Fears for future of Mitcham pub, as council rejects ‘special status’ application

By Harrison Galliven, Local Democracy Reporter

Supporters of a much loved Mitcham pub are fighting to protect it from becoming ‘more flats’ or suffering the same fate as the dilapidated Burn Bullock nearby.

The Windmill pub sits in the middle of the Mitcham Common conservation area and next to Mitcham’s historic cricket club. Records show that a pub called the Windmill has existed on the site since at least 1847.

However, the imminent retirement of the pub’s long-serving landlady has left regulars fearing for the future of their much-loved local.

In response, the pub’s supporters launched a campaign to get the Windmill listed as an asset of community value (ACV). While the regulars’ first attempt to secure its ACV status was rejected by Merton council this week, they still believe the pub more than deserves an ACV and plan to follow up with another petition.

Landlady Pat Sollis said: “I have been at the Windmill for 38 years, but I’m retiring in October, to the dismay of everyone.

“When you reach the age of 70, I think you’ve done a fair amount of work. The worry is that [the owners] may put the pub up for development and it might then become a block of flats.

“If we succeed in making it an ACV, it will give us more time to find someone who can ensure the future of the pub and that it doesn’t become a block of flats or like the Burn Bullock.”

The former Burn Bullock pub sits only a quarter of a mile away from the Windmill on the corner of London Road, Mitcham.

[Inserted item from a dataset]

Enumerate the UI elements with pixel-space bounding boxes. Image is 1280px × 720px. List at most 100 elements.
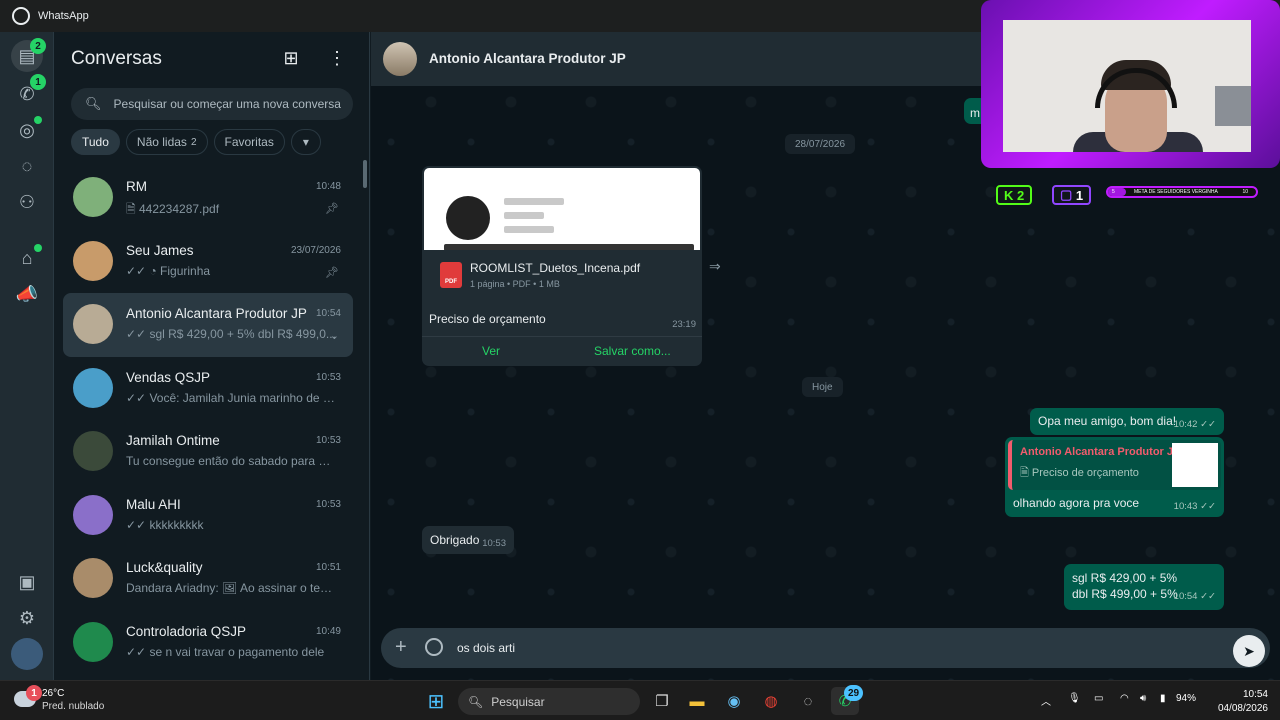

Unlike the Windmill, it has been left to rot in a dilapidated state for over 10 years.

The abandonment of the pub has led to it becoming a fly-tipping hotspot and regularly inhabited by squatters. Both the Burn Bullock and the Windmill are owned by Phoenix Investments, and the fear is that the Windmill may suffer the same fate.

An ACV means that if the owner wants to sell, a moratorium period of up to six months will be triggered, during which sale is prohibited. This period allows community groups time to prepare a bid before the property goes on the open market.

The old Burn Bullock pub and car park as it is now (Picture: Merton council)

Ms Sollis said: “For a lot of older people, it’s their place in Mitcham where they like to come because I don’t allow people using drugs, etc. It’s a very comfortable and safe place to be.

“People can come in and leave their wallet and phone on the bar and go to the toilet and come back and they are untouched.

“When locals discuss the pub, they say it’s the only pub in Mitcham where you can totally relax and don’t have to look over your shoulder and think of what’s happening next.

“[Some other pubs] In Mitcham town centre often have punch-ups or things involving knives etc. That is not allowed at the Windmill.”

One supporter, Michelle, said: “Pubs are sadly dying out. Councils need to realise how much benefit they are to the communities, whether it be for partying or just a great place to meet up with friends or make new friends.”

Despite 249 signatures handed over to Cricket Green Ward councillors, Merton council rejected the petition on Wednesday.

A spokesman for the council said: “Unfortunately, the initial application by Mitcham Cricket Green Community and Heritage for The Windmill Inn to become an asset of community value (ACV) was rejected.

“We would encourage another application which fits the criteria and makes use of the detailed feedback and request for more evidence we provided. We know how important The Windmill Inn is to Cricket Green residents.”